Signs and symptoms of poor circulation in the feet include changes in skin color and texture; loss of hair or changes in the distribution of hair on the foot; the presence of rashes, foot sores or swelling; and a weak pulse. Claudication, which is dull cramping pain that occurs in the calf after walking; foot numbness; the presence of a venous pattern or enlargement; and temperature changes are also signs and symptoms of circulation problems. A sign of a medical condition is what can be seen, heard, felt, smelled or measured not only by the patient, but also by other people. Symptoms, on the other hand, are things that only the patient can experience in his or her body and are not seen, heard, felt, smelled or measured by others, not even healthcare providers.
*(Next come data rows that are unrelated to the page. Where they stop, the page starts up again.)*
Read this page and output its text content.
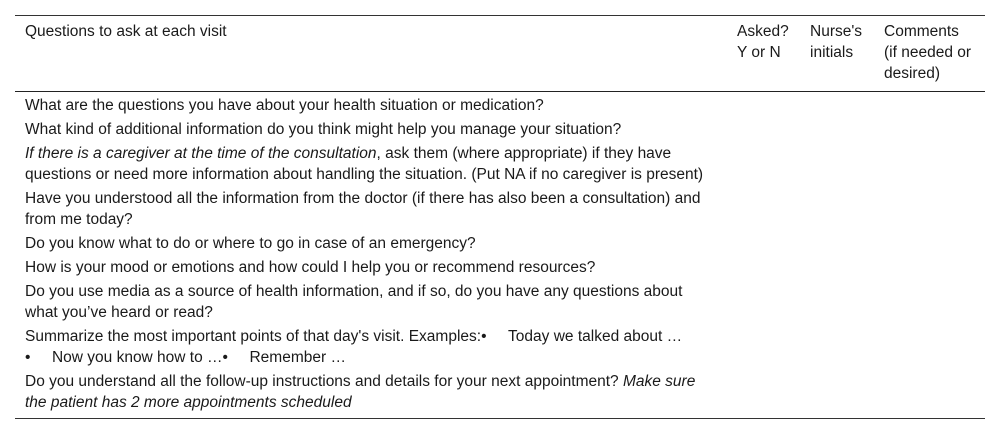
Questions to ask at each visit	Asked? Y or N	Nurse's initials	Comments (if needed or desired)
What are the questions you have about your health situation or medication?			
What kind of additional information do you think might help you manage your situation?			
If there is a caregiver at the time of the consultation, ask them (where appropriate) if they have questions or need more information about handling the situation. (Put NA if no caregiver is present)			
Have you understood all the information from the doctor (if there has also been a consultation) and from me today?			
Do you know what to do or where to go in case of an emergency?			
How is your mood or emotions and how could I help you or recommend resources?			
Do you use media as a source of health information, and if so, do you have any questions about what you’ve heard or read?			
Summarize the most important points of that day's visit. Examples:•     Today we talked about … •     Now you know how to …•     Remember …			
Do you understand all the follow-up instructions and details for your next appointment? Make sure the patient has 2 more appointments scheduled			
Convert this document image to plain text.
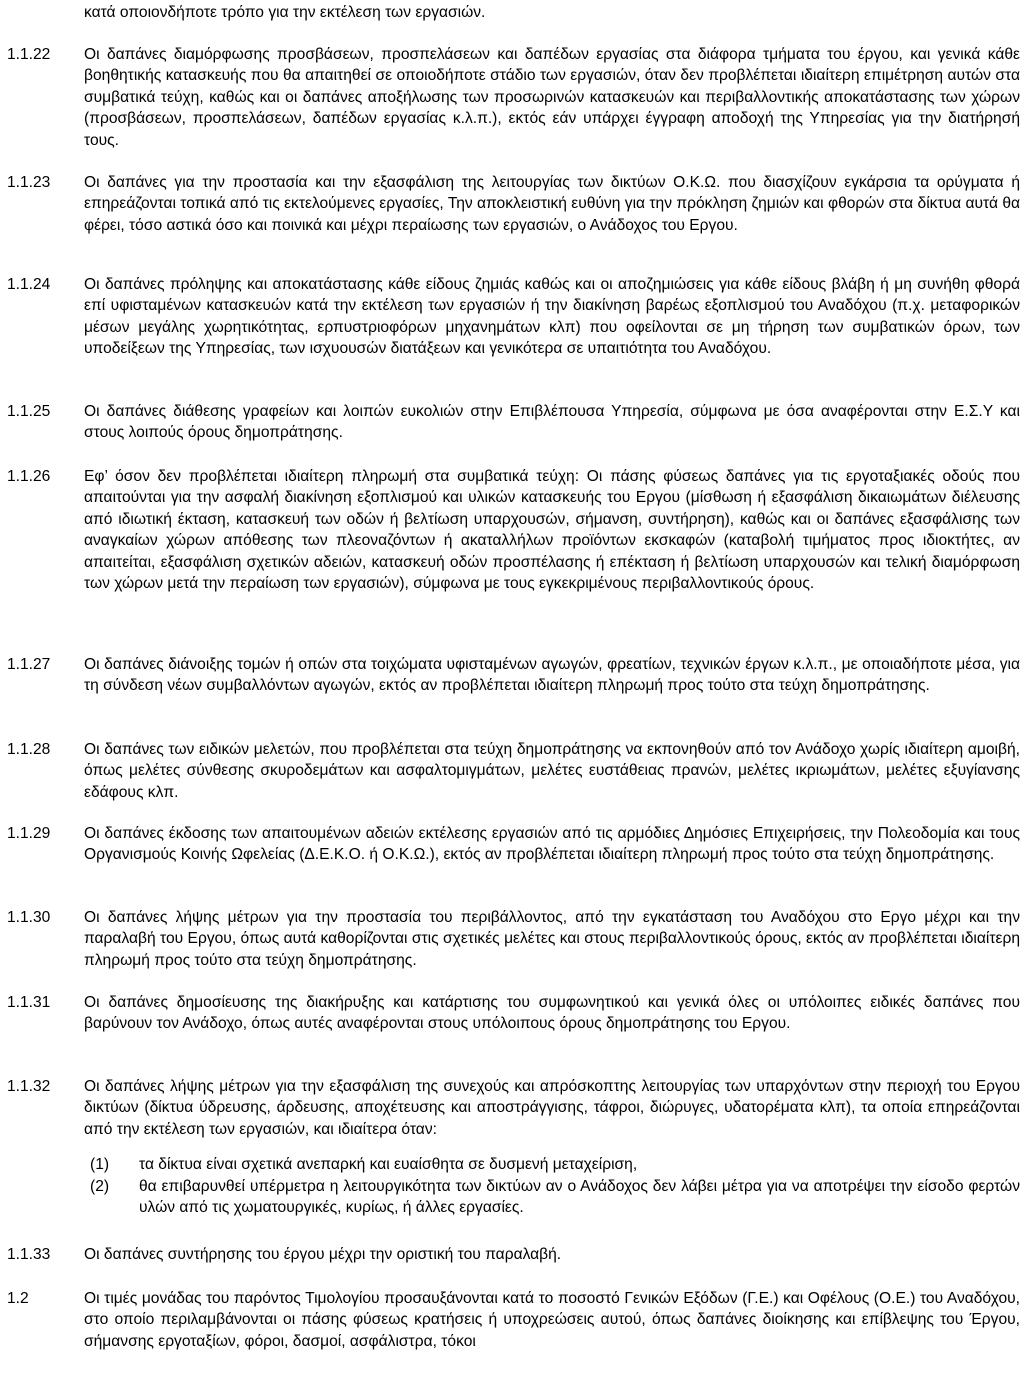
κατά οποιονδήποτε τρόπο για την εκτέλεση των εργασιών.

1.1.22	Οι δαπάνες διαμόρφωσης προσβάσεων, προσπελάσεων και δαπέδων εργασίας στα διάφορα τμήματα του έργου, και γενικά κάθε βοηθητικής κατασκευής που θα απαιτηθεί σε οποιοδήποτε στάδιο των εργασιών, όταν δεν προβλέπεται ιδιαίτερη επιμέτρηση αυτών στα συμβατικά τεύχη, καθώς και οι δαπάνες αποξήλωσης των προσωρινών κατασκευών και περιβαλλοντικής αποκατάστασης των χώρων (προσβάσεων, προσπελάσεων, δαπέδων εργασίας κ.λ.π.), εκτός εάν υπάρχει έγγραφη αποδοχή της Υπηρεσίας για την διατήρησή τους.

1.1.23	Οι δαπάνες για την προστασία και την εξασφάλιση της λειτουργίας των δικτύων Ο.Κ.Ω. που διασχίζουν εγκάρσια τα ορύγματα ή επηρεάζονται τοπικά από τις εκτελούμενες εργασίες, Την αποκλειστική ευθύνη για την πρόκληση ζημιών και φθορών στα δίκτυα αυτά θα φέρει, τόσο αστικά όσο και ποινικά και μέχρι περαίωσης των εργασιών, ο Ανάδοχος του Εργου.

1.1.24	Οι δαπάνες πρόληψης και αποκατάστασης κάθε είδους ζημιάς καθώς και οι αποζημιώσεις για κάθε είδους βλάβη ή μη συνήθη φθορά επί υφισταμένων κατασκευών κατά την εκτέλεση των εργασιών ή την διακίνηση βαρέως εξοπλισμού του Αναδόχου (π.χ. μεταφορικών μέσων μεγάλης χωρητικότητας, ερπυστριοφόρων μηχανημάτων κλπ) που οφείλονται σε μη τήρηση των συμβατικών όρων, των υποδείξεων της Υπηρεσίας, των ισχυουσών διατάξεων και γενικότερα σε υπαιτιότητα του Αναδόχου.

1.1.25	Οι δαπάνες διάθεσης γραφείων και λοιπών ευκολιών στην Επιβλέπουσα Υπηρεσία, σύμφωνα με όσα αναφέρονται στην Ε.Σ.Υ και στους λοιπούς όρους δημοπράτησης.

1.1.26	Εφ’ όσον δεν προβλέπεται ιδιαίτερη πληρωμή στα συμβατικά τεύχη: Οι πάσης φύσεως δαπάνες για τις εργοταξιακές οδούς που απαιτούνται για την ασφαλή διακίνηση εξοπλισμού και υλικών κατασκευής του Εργου (μίσθωση ή εξασφάλιση δικαιωμάτων διέλευσης από ιδιωτική έκταση, κατασκευή των οδών ή βελτίωση υπαρχουσών, σήμανση, συντήρηση), καθώς και οι δαπάνες εξασφάλισης των αναγκαίων χώρων απόθεσης των πλεοναζόντων ή ακαταλλήλων προϊόντων εκσκαφών (καταβολή τιμήματος προς ιδιοκτήτες, αν απαιτείται, εξασφάλιση σχετικών αδειών, κατασκευή οδών προσπέλασης ή επέκταση ή βελτίωση υπαρχουσών και τελική διαμόρφωση των χώρων μετά την περαίωση των εργασιών), σύμφωνα με τους εγκεκριμένους περιβαλλοντικούς όρους.

1.1.27	Οι δαπάνες διάνοιξης τομών ή οπών στα τοιχώματα υφισταμένων αγωγών, φρεατίων, τεχνικών έργων κ.λ.π., με οποιαδήποτε μέσα, για τη σύνδεση νέων συμβαλλόντων αγωγών, εκτός αν προβλέπεται ιδιαίτερη πληρωμή προς τούτο στα τεύχη δημοπράτησης.

1.1.28	Οι δαπάνες των ειδικών μελετών, που προβλέπεται στα τεύχη δημοπράτησης να εκπονηθούν από τον Ανάδοχο χωρίς ιδιαίτερη αμοιβή, όπως μελέτες σύνθεσης σκυροδεμάτων και ασφαλτομιγμάτων, μελέτες ευστάθειας πρανών, μελέτες ικριωμάτων, μελέτες εξυγίανσης εδάφους κλπ.

1.1.29	Οι δαπάνες έκδοσης των απαιτουμένων αδειών εκτέλεσης εργασιών από τις αρμόδιες Δημόσιες Επιχειρήσεις, την Πολεοδομία και τους Οργανισμούς Κοινής Ωφελείας (Δ.Ε.Κ.Ο. ή Ο.Κ.Ω.), εκτός αν προβλέπεται ιδιαίτερη πληρωμή προς τούτο στα τεύχη δημοπράτησης.

1.1.30	Οι δαπάνες λήψης μέτρων για την προστασία του περιβάλλοντος, από την εγκατάσταση του Αναδόχου στο Εργο μέχρι και την παραλαβή του Εργου, όπως αυτά καθορίζονται στις σχετικές μελέτες και στους περιβαλλοντικούς όρους, εκτός αν προβλέπεται ιδιαίτερη πληρωμή προς τούτο στα τεύχη δημοπράτησης.

1.1.31	Οι δαπάνες δημοσίευσης της διακήρυξης και κατάρτισης του συμφωνητικού και γενικά όλες οι υπόλοιπες ειδικές δαπάνες που βαρύνουν τον Ανάδοχο, όπως αυτές αναφέρονται στους υπόλοιπους όρους δημοπράτησης του Εργου.

1.1.32	Οι δαπάνες λήψης μέτρων για την εξασφάλιση της συνεχούς και απρόσκοπτης λειτουργίας των υπαρχόντων στην περιοχή του Εργου δικτύων (δίκτυα ύδρευσης, άρδευσης, αποχέτευσης και αποστράγγισης, τάφροι, διώρυγες, υδατορέματα κλπ), τα οποία επηρεάζονται από την εκτέλεση των εργασιών, και ιδιαίτερα όταν:

(1) τα δίκτυα είναι σχετικά ανεπαρκή και ευαίσθητα σε δυσμενή μεταχείριση,

(2) θα επιβαρυνθεί υπέρμετρα η λειτουργικότητα των δικτύων αν ο Ανάδοχος δεν λάβει μέτρα για να αποτρέψει την είσοδο φερτών υλών από τις χωματουργικές, κυρίως, ή άλλες εργασίες.

1.1.33	Οι δαπάνες συντήρησης του έργου μέχρι την οριστική του παραλαβή.

1.2	Οι τιμές μονάδας του παρόντος Τιμολογίου προσαυξάνονται κατά το ποσοστό Γενικών Εξόδων (Γ.Ε.) και Οφέλους (Ο.Ε.) του Αναδόχου, στο οποίο περιλαμβάνονται οι πάσης φύσεως κρατήσεις ή υποχρεώσεις αυτού, όπως δαπάνες διοίκησης και επίβλεψης του Έργου, σήμανσης εργοταξίων, φόροι, δασμοί, ασφάλιστρα, τόκοι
Poor circulation in the feet can lead to foot discoloration, causing the skin to appear pale, reddish or bluish, and the texture of a foot could appear shiny, as though it has been polished. The skin might look abnormally thin when examined, particularly if there are venous patterns or enlargement. Peripheral vascular disease can quickly lead to dangerously poor circulation, so when the feet are examined by a medical doctor, a visual inspection of the veins is performed. Veins carry blood away from the foot back to the heart.
Foot sores or ulcers that do not heal properly or at all often appear, particularly when the circulation is very poor. Rashes that appear on a foot can cover just a small section or a wide area. Another interesting symptom is the onset of pain when at rest, but not when standing or walking. If this is experienced, it should be reported to the examining medical professional, who should also ask a patient about the times when any foot cramps or pain occurs.
A decrease in temperature that leads to cold feet is one of the earliest signs of poor circulation in feet. There are a couple of things, however, one must keep in mind when considering temperature changes. Sometimes, there is a difference in temperature between the two feet, which almost always serves as a sign and symptom of inadequate circulation. Weak pulses are another sure sign of poor circulation, but they are hardly ever checked by laypeople. Pulses that can be checked to verify good circulation in the feet are the posterior tibial pulse, which is palpated behind the inside ankle, and the dorsalis pedis pulse, which is lateral to the large tendon of the big toe.